Il suo ingresso, in una Cattedrale gremita di fedeli, ha visto tra i concelebranti l’arcivescovo Rino Passigato e numerosi sacerdoti tra cui quelli thailandesi, ospitati nella precedente parrocchia dei Santi Apostoli. Ed è stato accompagnato dal Vangelo delle Beatitudini di Matteo, cuore pulsante del messaggio cristiano. Una sfida ai valori del mondo moderno, che è stata così commentata dal Vescovo nella sua omelia: «È beato colui la cui vita porta frutto e che sprizza gioia. Per Gesù sono beati i poveri, i puri di cuore, gli afflitti, gli affamati e gli assetati, i perseguitati. Oggi invece abbiamo ben altri indicatori di felicità: la salute, il benessere, il successo. Gesù ci insegna che c’è uno scarto tra esibizione e realtà, per questo i beati sono quelli che non contano sulle apparenze e non scommettono sul personaggio, ma piuttosto sulla persona che sono. Il violento, il potente, lo spavaldo, il furbo fa leva su quello che può ostentare, il beato fa leva su quello che è. Dalle Beatitudini di Matteo si ricava che esiste una ricompensa nei cieli, una prospettiva che riscatta anche il non senso. “Tanto è il bene che mi aspetto, che ogni pena mi è diletto”, usava dire Francesco di Assisi, ricordandoci una prospettiva di ampio respiro: dobbiamo metterci sulla strada dei santi e di coloro che hanno sperimentato nella vita un percorso di crescita interiore. Voglio augurare questo a don Ezio e ai sacerdoti che lo affiancheranno: di essere loro, per primi, in questo cammino, per far aumentare il livello del desiderio di questa beatitudine, ossia felicità, possibile». Gesù, ha proseguito il Vescovo, parla poi dello scarto tra l’individuo e gli altri. «Siamo messi al mondo, non siamo messi all’angolo. In altre parole, non si sta bene quando ci isoliamo in campane di vetro insonorizzate e chiuse, lasciando che gli altri vadano dove vogliono». E in questa epoca di solitudine e individualismo la sola via di uscita sta nell’inseguire ciò che la modernità ha emarginato: il dialogo, il pensiero, lo spirito.

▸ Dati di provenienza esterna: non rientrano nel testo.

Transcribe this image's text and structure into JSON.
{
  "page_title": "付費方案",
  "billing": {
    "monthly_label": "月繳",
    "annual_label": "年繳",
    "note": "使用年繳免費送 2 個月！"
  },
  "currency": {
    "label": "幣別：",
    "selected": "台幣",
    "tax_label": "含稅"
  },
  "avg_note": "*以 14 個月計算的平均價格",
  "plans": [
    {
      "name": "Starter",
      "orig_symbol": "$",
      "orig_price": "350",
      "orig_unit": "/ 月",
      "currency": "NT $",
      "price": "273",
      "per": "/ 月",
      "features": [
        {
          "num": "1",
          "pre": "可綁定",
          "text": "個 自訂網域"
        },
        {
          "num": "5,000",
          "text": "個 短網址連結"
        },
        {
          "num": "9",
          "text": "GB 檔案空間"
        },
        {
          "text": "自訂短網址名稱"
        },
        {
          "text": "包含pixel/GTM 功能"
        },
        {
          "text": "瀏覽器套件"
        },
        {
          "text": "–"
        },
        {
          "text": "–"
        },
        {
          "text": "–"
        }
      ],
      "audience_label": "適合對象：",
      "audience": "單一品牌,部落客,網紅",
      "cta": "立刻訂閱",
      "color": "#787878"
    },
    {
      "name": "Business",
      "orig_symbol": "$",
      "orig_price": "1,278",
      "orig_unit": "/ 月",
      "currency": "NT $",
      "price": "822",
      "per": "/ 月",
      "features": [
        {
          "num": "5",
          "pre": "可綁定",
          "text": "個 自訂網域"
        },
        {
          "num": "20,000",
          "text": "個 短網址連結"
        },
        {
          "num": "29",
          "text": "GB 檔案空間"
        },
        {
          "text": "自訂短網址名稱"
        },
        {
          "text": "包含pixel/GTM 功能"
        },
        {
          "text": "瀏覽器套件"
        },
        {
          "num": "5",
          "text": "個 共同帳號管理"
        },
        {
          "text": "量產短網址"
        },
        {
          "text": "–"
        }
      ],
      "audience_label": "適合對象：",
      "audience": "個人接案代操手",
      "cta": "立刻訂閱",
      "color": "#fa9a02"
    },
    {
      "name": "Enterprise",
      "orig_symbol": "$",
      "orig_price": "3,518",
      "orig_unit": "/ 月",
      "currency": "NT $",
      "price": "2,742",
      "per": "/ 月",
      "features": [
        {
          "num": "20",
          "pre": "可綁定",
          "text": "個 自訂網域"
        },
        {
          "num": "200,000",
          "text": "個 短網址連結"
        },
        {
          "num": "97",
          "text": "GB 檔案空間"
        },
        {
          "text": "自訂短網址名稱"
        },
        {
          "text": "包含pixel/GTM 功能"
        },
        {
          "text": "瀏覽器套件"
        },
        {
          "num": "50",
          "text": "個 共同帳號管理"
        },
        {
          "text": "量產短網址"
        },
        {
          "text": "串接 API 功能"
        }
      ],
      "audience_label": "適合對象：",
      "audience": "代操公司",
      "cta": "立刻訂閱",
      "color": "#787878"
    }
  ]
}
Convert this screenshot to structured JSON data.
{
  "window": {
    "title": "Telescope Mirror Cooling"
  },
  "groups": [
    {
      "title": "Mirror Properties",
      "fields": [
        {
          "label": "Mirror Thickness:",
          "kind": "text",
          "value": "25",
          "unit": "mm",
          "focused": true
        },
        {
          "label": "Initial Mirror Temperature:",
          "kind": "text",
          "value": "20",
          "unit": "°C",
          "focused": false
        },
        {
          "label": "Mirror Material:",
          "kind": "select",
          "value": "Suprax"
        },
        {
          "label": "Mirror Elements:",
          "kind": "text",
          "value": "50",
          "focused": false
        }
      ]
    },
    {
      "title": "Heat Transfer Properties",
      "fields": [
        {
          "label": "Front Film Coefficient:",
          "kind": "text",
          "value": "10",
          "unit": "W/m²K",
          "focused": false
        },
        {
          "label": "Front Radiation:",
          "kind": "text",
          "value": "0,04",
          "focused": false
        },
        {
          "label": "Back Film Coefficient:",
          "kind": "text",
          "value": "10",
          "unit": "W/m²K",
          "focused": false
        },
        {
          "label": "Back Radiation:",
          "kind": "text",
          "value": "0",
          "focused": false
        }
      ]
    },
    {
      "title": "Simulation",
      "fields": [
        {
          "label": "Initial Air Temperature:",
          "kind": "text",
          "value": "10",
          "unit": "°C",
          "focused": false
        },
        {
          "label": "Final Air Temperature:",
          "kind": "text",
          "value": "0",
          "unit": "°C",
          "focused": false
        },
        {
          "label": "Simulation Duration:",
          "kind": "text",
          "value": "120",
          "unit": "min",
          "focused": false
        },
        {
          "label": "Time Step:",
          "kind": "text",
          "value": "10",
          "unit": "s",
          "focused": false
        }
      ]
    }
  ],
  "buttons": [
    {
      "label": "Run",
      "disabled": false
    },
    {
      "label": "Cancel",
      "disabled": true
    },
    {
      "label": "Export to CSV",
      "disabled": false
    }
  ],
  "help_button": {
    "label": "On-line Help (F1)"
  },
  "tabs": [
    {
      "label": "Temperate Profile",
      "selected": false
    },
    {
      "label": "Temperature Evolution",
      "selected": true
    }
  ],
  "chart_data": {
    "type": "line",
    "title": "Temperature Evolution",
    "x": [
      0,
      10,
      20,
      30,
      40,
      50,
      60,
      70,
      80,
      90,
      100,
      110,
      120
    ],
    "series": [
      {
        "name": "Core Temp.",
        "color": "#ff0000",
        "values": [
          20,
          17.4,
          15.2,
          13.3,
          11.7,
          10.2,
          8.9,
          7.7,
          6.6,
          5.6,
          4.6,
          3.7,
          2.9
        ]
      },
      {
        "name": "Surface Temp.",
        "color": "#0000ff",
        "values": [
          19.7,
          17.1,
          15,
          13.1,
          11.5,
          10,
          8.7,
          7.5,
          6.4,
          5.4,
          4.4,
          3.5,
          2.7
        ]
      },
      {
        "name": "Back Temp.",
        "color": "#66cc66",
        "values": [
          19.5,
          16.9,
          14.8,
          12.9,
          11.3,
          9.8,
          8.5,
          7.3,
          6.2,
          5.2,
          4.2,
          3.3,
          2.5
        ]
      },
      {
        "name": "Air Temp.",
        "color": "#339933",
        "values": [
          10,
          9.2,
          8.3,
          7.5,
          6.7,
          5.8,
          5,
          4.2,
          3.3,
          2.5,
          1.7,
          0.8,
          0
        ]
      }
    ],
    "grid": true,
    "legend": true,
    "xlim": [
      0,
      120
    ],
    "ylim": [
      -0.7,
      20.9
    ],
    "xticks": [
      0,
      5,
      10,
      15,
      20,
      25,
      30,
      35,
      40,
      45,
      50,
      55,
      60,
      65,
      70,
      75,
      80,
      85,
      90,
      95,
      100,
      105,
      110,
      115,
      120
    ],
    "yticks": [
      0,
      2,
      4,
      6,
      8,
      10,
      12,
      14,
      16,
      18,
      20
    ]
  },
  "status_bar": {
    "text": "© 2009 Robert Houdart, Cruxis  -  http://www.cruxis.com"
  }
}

«Inizio il mio servizio con il cuore colmo di gratitudine», ha detto mons. Ezio Falavegna salutando i fedeli, al termine della celebrazione. «Chi varca la soglia di questa chiesa è inondato dalla ricchezza architettonica e dai colori e si sente immerso in un respiro collettivo. È una bellezza corale, una sinfonia di segni diversi e questo mi ricorda la fede, che non teme la diversità, ma la abita. Vorrei che il mio servizio nascesse dal lasciarmi raggiungere, toccare e accompagnare dai tanti passi, e volti, e storie che questa chiesa racchiude e racchiuderà. E dunque ringrazio chi mi ha preceduto, in particolare don Luigi (Cottarelli, il parroco precedente, ndr), per la saggezza e passione pastorale che lo ha contraddistinto, e la comunità che mi accoglie. Porto nel cuore la mia famiglia: radici semplici, contadine che mi hanno insegnato la forza silenziosa del fare spazio, di fare della propria casa un luogo di accoglienza e di condivisione. La posizione del celebrante in questa Cattedrale, una posizione laterale, diventa un segno: lasciare lo spazio perché altri possano trovare posto. E perché nessuno è al centro, se non Cristo. È questo il cammino che desidero fare con voi: lasciarmi arricchire dalla bellezza, assumere la postura del servizio e camminare accanto, non davanti e non dietro, ma insieme. Come compagni di strada, ognuno con le proprie fragilità».